Another manager raised the question of how hospitals will be expected to deal with the introduction during a year of new procedures. The manager said that with the current state of research, new procedures were constantly being introduced and consultants regularly developing special or sub specialty interests, of which patients were seeking to avail.

The new payment system will also have to find ways to deal with surges in hospital activity, particularly in hospitals which are tertiary referral centres for expensive specialities.

The MTPF was piloted in a number of orthopaedic services last year. The pilot covered four DRGs – normal and revision hip and knee replacements, the most expensive procedures.  Calculations were made about the cost of these procedures in a base year; this was deducted from the hospitals’ budgets at the beginning of the year and paid back to them as the procedures were carried out.  The hospitals notified the HSE each month of the number of the procedures carried out and the money was paid to them promptly.

Some hospitals completed all their agreed numbers of joint replacements by August or September. They had reduced their average length of stay in the expectation that they would get funding to carry out additional procedures to try and meet demand. “However we found out that we were left in the situation of trying to prise more money from the HSE to deal with our waiting lists,” said one disillusioned hospital manager.

The HSE is undertaking a shadow funding exercise this year for a number of selected hospitals (one from each Hospital Group) to compare actual 2013 activity against target activity and to assess variance.  These hospitals have received numerical and casemix targets and will be told on a quarterly basis what they would have earned. This year hospitals received their 2014 budget as normal. However, a proportion of that budget was ‘earmarked’ as MFTP using inpatient and day case activity multiplied by a price for each DRG.

The MFTP Steering Group is deliberating on the consequences which will apply in 2014 for hospitals which do not deliver planned activity targets.
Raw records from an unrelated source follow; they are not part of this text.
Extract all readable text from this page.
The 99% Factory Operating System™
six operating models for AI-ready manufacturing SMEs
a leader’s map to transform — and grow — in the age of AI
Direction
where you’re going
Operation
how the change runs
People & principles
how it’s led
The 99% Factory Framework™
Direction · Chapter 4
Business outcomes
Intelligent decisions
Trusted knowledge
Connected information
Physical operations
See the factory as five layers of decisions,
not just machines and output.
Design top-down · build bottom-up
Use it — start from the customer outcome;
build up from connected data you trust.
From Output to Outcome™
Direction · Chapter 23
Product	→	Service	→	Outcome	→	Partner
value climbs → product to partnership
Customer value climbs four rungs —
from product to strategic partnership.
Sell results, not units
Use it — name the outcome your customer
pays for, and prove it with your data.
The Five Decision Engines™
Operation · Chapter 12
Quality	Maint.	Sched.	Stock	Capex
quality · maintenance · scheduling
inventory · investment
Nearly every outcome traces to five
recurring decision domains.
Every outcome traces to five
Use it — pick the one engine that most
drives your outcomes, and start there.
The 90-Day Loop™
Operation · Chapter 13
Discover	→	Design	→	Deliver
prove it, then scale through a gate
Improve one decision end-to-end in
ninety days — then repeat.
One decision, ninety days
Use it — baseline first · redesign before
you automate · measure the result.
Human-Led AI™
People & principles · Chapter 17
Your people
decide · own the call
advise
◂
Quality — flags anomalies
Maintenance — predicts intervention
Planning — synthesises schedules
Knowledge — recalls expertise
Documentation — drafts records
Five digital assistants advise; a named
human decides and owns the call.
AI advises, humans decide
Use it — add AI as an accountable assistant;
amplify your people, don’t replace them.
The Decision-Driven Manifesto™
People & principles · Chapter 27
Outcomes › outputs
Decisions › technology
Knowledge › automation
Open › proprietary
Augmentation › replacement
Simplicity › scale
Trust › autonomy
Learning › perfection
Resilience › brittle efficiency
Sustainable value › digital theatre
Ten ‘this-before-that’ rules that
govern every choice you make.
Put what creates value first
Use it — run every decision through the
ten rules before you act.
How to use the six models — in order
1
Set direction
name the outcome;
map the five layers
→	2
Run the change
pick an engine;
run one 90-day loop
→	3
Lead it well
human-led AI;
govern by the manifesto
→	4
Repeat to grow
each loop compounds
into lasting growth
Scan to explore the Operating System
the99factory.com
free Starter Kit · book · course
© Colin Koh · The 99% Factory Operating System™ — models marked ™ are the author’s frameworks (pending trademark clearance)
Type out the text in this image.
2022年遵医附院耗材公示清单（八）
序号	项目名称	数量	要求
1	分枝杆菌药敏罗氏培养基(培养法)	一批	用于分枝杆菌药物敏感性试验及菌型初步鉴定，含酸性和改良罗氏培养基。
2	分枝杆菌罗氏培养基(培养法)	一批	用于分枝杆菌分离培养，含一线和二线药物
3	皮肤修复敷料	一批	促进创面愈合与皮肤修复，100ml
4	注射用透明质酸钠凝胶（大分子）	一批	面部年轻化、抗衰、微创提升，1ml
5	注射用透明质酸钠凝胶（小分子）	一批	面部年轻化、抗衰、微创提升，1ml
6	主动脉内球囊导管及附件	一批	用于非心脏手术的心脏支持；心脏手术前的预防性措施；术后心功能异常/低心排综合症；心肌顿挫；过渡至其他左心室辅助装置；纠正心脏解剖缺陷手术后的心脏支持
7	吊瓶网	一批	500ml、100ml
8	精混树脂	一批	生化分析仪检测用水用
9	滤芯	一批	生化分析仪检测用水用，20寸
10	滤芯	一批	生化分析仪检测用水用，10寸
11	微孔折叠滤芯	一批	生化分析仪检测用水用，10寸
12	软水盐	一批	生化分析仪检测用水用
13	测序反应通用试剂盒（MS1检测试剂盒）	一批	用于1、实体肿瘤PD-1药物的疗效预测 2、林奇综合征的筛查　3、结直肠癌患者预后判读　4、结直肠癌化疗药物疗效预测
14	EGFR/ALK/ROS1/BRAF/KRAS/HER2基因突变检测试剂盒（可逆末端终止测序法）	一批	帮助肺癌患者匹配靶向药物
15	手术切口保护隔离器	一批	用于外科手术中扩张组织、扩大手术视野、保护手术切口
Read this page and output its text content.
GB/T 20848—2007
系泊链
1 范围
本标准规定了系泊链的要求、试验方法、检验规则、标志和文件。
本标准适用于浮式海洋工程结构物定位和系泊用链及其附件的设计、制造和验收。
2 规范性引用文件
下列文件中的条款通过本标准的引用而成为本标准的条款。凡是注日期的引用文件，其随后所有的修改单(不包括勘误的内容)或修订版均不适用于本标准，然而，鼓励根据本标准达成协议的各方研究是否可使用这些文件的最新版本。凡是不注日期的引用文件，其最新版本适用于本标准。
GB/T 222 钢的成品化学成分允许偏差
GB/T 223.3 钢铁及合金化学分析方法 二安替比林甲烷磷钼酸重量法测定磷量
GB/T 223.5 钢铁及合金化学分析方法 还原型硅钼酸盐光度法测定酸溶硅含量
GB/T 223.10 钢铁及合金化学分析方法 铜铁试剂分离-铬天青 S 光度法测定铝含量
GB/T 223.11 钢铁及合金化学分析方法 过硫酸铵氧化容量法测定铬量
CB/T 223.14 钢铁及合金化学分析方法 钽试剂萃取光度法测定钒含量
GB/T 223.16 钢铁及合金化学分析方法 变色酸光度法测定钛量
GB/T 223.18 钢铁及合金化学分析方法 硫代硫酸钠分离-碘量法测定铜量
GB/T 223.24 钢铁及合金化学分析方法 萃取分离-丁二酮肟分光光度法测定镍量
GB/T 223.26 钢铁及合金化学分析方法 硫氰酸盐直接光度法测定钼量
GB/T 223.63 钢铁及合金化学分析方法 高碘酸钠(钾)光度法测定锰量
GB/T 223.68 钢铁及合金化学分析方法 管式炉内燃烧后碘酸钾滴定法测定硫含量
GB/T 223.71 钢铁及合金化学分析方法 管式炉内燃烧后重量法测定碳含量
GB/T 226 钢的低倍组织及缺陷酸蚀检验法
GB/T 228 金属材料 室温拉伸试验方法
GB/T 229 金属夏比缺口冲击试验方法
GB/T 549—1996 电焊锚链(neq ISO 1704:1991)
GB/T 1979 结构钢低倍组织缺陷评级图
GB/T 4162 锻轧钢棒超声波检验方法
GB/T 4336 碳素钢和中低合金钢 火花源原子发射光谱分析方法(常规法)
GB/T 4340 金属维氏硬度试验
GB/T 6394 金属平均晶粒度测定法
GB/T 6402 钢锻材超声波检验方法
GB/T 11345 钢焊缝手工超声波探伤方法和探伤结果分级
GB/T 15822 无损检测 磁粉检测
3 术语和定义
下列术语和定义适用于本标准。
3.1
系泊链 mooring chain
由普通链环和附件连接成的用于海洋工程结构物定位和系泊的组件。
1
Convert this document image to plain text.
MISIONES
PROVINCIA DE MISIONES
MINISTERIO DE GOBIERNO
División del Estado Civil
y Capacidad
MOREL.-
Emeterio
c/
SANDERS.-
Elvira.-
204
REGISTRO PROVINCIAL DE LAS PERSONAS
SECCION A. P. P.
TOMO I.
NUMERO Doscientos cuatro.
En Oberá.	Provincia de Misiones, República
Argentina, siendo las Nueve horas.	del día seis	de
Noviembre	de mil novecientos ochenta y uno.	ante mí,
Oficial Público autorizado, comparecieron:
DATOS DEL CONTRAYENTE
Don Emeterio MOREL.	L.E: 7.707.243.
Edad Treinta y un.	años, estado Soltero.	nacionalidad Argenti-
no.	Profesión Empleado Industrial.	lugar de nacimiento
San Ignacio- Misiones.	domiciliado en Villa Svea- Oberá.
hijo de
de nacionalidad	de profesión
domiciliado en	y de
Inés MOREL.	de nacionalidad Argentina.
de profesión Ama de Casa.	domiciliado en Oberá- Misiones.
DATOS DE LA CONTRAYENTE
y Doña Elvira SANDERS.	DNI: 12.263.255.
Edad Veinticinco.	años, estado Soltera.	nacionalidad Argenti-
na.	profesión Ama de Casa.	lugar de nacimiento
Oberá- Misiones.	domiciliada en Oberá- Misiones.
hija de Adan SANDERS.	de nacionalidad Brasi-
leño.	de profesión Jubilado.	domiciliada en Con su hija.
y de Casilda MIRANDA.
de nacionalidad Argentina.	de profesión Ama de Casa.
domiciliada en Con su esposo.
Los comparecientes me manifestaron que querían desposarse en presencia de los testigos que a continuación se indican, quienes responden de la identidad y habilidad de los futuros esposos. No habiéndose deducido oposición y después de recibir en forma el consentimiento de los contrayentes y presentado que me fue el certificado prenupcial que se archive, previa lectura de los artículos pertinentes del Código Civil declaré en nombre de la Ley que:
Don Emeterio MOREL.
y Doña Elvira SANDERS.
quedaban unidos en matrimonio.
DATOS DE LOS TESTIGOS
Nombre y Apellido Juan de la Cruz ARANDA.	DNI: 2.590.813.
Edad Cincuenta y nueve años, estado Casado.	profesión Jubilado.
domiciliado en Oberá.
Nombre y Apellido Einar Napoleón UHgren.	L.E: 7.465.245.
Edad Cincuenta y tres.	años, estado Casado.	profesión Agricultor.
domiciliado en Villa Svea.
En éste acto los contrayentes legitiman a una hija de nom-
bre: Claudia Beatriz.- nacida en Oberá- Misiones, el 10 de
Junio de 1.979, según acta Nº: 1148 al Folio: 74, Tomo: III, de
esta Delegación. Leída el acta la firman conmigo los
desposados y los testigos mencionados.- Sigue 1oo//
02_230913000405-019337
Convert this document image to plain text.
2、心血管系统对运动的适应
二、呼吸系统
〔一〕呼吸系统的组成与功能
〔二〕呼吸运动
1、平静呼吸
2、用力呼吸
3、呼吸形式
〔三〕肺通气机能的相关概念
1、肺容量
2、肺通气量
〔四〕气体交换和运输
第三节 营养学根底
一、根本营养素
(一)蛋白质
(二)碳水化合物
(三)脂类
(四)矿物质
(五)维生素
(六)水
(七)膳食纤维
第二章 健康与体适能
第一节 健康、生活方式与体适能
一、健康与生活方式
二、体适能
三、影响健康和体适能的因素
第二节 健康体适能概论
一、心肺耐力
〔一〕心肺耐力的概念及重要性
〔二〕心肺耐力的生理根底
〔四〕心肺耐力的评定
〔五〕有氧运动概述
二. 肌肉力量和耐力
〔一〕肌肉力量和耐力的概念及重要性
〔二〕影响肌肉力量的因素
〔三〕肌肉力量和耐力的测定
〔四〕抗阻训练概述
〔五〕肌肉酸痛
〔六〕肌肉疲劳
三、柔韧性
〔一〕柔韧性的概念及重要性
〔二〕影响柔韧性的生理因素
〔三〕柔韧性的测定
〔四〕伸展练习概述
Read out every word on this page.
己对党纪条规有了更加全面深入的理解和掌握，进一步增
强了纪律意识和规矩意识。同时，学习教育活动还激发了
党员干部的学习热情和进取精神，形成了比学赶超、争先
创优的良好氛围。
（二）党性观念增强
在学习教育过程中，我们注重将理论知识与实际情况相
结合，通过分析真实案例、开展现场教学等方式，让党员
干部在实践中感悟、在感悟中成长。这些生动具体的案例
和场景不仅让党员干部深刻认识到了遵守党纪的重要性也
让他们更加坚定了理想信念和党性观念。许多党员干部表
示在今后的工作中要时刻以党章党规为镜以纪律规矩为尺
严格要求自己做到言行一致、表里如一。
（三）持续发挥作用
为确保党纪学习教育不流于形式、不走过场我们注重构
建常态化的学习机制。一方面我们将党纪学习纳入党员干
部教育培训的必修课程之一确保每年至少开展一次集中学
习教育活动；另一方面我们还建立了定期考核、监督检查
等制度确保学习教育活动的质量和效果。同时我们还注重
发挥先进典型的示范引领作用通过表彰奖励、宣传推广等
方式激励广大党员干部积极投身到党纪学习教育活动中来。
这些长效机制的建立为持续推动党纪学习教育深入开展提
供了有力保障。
At the end of each month hospitals will be required to provide details of the activity they have carried out during the period by coding activity to HIPE in the normal manner and timescales. The HIPE team will carry out their standard validation checks and pass this data on the National Casemix Programme (NCP) for review.

They will be informed quarterly what they would have earned on an MFTP basis enabling them to compare it with what they have spent, said the Department.

The HSE has warned that it is important to keep close examination on activity for any potential change in the mix of DRGs as this may impede delivery of planned activity levels.

A HSE Implementation Team –  which has been established  and under which a commissioning framework will be developed – says it is important for hospitals to understand that they will not receive any additional funding for any activity performed which exceeds the agreed activity commitment. They will receive their normal budget in 2014 and there will be no additional funding. Equally, they were told to ensure that delivery of activity was undertaken and phased appropriately across the 12 calendar months.

Hospitals in delivering their volume activity must ensure as well achievement of national access wait targets for scheduled care. An MFTP Steering Group is deliberating on the consequences which will apply in 2014 for hospitals which do not deliver planned activity targets.